Para observar a ultraestrutura da sensilla de insetos, foi apresentado o protocolo de preparação de amostras de varredura e transmissão (SEM e TEM), respectivamente) no estudo. O Tween 20 foi adicionado ao fixativo para evitar a deformação amostral na microscopia de fluorescência SEM. Foi útil para melhorar a precisão do corte na TEM.

Resumo

Este relatório descreveu métodos de preparação de amostras que escaneiam e transmissam observações de microscópio eletrônico, demonstrados preparando apêndices do besouro lenhador, Chlorophorus caragana Xie & Wang (2012), para ambos os tipos de microscopia eletrônica. O protocolo de preparação de amostras de microscopia eletrônica de varredura (SEM) foi baseado na fixação química da amostra, desidratação em uma série de banhos de etanol, secagem e revestimento de sputter. Adicionando Tween 20 (Polioxyetileno sorbitan laurate) à solução fixa e de lavagem, a superfície do corpo de insetos de besouro lenhador foi lavada de forma mais limpa em SEM. A preparação de amostras de microscopia eletrônica de transmissão deste estudo (TEM) envolveu uma série de etapas, incluindo fixação, desidratação do etanol, incorporação de resina, posicionamento utilizando microscopia de fluorescência, secção e coloração. Fixante com Interpolado 20 habilitado penetrar a parede corporal do inseto de besouro lenhado mais facilmente do que teria sido sem Tween 20, e posteriormente melhores tecidos fixos e órgãos no corpo, resultando assim em observações claras de microscópio eletrônico de transmissão de ultraestruturas de insetos sensilla. O próximo passo desta preparação foi determinar as posições de sensilla de insetos na amostra embutida no bloco de resina usando microscopia de fluorescência para aumentar a precisão do posicionamento da sensilla alvo. Isso melhorou a precisão do corte.

Introdução

A microscopia eletrônica de digitalização é uma ferramenta importante em muitos estudos de morfologia, que o SEM mostra estruturas superficiais1,2. O apelo da microscopia eletrônica de transmissão é que ele possa ser usado para estudar uma ampla gama de estruturas biológicas na escala de nanômetros, desde a arquitetura das células e a ultraestrutura das organelas, até a estrutura de complexos e proteínas macromoleculares. Tem mostra estruturas internas3,4,5.

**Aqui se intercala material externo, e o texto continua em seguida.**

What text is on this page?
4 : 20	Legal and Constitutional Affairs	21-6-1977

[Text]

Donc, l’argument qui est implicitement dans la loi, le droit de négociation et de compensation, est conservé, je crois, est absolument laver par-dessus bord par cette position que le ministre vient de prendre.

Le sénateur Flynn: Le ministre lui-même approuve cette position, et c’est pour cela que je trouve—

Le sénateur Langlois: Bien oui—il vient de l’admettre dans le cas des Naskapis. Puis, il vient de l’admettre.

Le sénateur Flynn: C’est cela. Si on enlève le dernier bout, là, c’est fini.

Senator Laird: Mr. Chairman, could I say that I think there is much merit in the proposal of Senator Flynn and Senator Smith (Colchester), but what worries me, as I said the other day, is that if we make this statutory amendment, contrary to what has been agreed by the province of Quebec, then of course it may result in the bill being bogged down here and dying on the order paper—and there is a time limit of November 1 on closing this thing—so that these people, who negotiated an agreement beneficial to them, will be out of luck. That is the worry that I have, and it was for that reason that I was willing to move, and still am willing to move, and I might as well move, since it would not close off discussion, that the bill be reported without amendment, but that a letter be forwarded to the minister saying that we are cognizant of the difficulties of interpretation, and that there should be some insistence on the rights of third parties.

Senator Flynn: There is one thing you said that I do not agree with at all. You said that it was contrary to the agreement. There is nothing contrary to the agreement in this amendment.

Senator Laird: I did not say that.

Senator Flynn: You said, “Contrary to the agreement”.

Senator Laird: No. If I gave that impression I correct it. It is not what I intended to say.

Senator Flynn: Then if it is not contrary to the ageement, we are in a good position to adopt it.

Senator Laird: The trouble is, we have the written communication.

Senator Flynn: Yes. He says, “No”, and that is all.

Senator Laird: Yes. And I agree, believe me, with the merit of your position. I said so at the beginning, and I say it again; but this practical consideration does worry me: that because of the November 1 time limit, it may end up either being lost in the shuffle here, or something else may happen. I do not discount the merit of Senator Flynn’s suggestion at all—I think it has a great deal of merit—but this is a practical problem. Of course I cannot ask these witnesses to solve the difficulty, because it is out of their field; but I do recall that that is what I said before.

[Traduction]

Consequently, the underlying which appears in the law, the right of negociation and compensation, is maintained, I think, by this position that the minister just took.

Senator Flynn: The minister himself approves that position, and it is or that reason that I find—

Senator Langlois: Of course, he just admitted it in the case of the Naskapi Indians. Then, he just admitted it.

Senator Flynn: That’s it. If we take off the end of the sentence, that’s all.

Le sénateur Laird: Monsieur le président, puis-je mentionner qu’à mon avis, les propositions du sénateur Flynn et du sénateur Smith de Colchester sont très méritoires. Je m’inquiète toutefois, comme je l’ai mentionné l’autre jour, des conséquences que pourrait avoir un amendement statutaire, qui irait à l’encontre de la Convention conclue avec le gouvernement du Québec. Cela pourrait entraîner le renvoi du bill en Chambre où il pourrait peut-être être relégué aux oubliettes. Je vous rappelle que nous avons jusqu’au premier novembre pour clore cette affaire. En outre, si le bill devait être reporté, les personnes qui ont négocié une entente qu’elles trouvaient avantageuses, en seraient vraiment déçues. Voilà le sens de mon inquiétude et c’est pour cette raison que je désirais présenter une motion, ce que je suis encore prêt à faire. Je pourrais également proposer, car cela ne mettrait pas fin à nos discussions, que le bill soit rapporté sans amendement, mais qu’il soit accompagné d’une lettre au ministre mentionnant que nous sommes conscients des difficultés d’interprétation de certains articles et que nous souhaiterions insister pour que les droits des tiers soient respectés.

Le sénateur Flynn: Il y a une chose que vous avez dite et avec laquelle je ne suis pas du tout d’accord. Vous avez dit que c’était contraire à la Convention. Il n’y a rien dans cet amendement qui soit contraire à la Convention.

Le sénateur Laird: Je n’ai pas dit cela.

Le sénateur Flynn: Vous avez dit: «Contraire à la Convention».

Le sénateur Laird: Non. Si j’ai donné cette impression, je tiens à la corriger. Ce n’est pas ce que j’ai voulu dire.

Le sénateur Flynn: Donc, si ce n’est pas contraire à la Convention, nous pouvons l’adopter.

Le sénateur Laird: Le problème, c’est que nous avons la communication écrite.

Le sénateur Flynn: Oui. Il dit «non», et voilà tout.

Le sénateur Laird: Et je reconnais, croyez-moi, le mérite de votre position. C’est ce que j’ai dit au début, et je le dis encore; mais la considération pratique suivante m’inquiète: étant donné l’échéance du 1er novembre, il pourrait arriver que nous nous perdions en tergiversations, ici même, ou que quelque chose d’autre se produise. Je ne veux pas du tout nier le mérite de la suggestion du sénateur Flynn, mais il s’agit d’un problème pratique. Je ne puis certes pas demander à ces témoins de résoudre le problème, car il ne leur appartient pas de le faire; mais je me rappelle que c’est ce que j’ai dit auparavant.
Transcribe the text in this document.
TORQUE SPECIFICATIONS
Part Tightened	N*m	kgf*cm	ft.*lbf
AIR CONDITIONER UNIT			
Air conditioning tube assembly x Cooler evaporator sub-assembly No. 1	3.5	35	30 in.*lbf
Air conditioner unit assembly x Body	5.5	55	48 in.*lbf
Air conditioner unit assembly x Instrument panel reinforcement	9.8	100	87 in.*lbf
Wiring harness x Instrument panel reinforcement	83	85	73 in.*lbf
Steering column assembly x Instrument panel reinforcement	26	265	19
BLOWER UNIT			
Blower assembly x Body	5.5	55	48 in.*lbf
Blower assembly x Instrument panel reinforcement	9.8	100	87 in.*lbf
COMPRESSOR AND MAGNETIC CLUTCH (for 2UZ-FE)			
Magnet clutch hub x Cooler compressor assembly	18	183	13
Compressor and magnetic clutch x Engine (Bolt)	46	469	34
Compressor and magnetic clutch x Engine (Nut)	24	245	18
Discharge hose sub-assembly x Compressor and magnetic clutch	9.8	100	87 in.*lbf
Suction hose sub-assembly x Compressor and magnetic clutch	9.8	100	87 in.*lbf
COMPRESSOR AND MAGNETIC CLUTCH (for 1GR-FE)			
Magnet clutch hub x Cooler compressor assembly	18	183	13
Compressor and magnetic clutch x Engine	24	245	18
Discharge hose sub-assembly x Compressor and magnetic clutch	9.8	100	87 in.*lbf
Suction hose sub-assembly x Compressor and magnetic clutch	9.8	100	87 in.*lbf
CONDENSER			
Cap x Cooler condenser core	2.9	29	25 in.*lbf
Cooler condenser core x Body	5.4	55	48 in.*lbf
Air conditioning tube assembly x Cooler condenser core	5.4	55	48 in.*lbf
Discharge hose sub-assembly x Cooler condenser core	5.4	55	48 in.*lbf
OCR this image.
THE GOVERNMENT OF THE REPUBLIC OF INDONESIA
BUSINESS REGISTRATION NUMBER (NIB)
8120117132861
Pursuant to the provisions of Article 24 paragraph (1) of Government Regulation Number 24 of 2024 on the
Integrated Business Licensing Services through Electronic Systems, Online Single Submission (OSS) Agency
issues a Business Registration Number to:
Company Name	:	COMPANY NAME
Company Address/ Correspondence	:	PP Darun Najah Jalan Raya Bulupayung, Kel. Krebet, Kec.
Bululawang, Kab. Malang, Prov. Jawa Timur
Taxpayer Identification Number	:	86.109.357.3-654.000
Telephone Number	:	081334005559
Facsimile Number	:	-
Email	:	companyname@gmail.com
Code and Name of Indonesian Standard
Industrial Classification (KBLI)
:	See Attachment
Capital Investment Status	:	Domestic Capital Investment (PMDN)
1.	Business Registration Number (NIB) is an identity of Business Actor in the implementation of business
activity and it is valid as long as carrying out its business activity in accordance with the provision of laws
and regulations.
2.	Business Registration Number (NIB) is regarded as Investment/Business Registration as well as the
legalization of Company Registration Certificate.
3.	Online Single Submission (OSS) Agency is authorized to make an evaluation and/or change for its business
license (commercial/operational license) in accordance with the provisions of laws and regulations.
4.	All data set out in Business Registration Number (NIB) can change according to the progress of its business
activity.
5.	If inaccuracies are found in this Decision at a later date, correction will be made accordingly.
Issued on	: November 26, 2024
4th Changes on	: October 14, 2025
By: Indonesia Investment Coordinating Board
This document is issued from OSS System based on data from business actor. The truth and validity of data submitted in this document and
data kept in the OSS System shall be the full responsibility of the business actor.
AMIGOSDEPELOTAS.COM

Coleoptera é o maior grupo de insetos, incluindo cerca de 182 famílias e 350.000 espécies. A maioria dos insetos coleopteranos, em particular besouro samadeirado, se alimentam de plantas, muitas das quais são pragas importantes de florestas e árvores frutíferas, causando danos devastadores às árvores6. Atualmente, a prevenção e controle da população de pragas baseadas na teoria da ecologia química têm recebido cada vez mais atenção7. Métodos eficientes, baixotóxicos e livres de feromôona tornaram-se uma maneira eficaz8. Estudar a morfologia sensilla e a ultraestrutura dos insetos é uma parte importante da pesquisa de ecologia química de insetos. A microscopia eletrônica de digitalização e transmissão (SEM e TEM, respectivamente) é usada para grande efeito para estudar sua morfologia e anatomia interna. No entanto, durante a preparação de amostras de insetos para microscopia eletrônica (EM), a objetividade e autenticidade do local de observação podem ser afetadas9. Em geral, a preparação de amostras sem de insetos requer limpeza, fixação tecidual, desidratação, metatese, secagem e revestimento de sputter10. Devido ao ambiente complexo em que vive o besouro lenhador, a superfície corporal muitas vezes tem vários poluentes e seus apêndices muitas vezes têm muitas sensilla ou cerdas longas finas. Em particular, alguns lenhadores não estão disponíveis a partir da captação laboratorial, que coletou diretamente no campo, e depois colocado em fluido de fixação para garantir o frescor e, posteriormente, lavado em laboratório. Se a amostra for primeiro fixae e depois lavada, obviamente é muito mais difícil remover detritos porque glutaraldehyde a fixa fortemente na amostra. O Tween 20 é um surfactante11,12,13,14, que desempenha um papel importante no processo de lavagem, incluindo a redução da tensão superficial da água e a melhoria da umidade da água na superfície da lavanderia. Neste estudo, tween 20 foi adicionado à solução de fixação e solução de limpeza PBS para reduzir a tensão superficial do líquido, e impedir que a sujeira depositasse na superfície corporal do besouro lenhador, o que fez a superfície do corpo mais limpa no SEM.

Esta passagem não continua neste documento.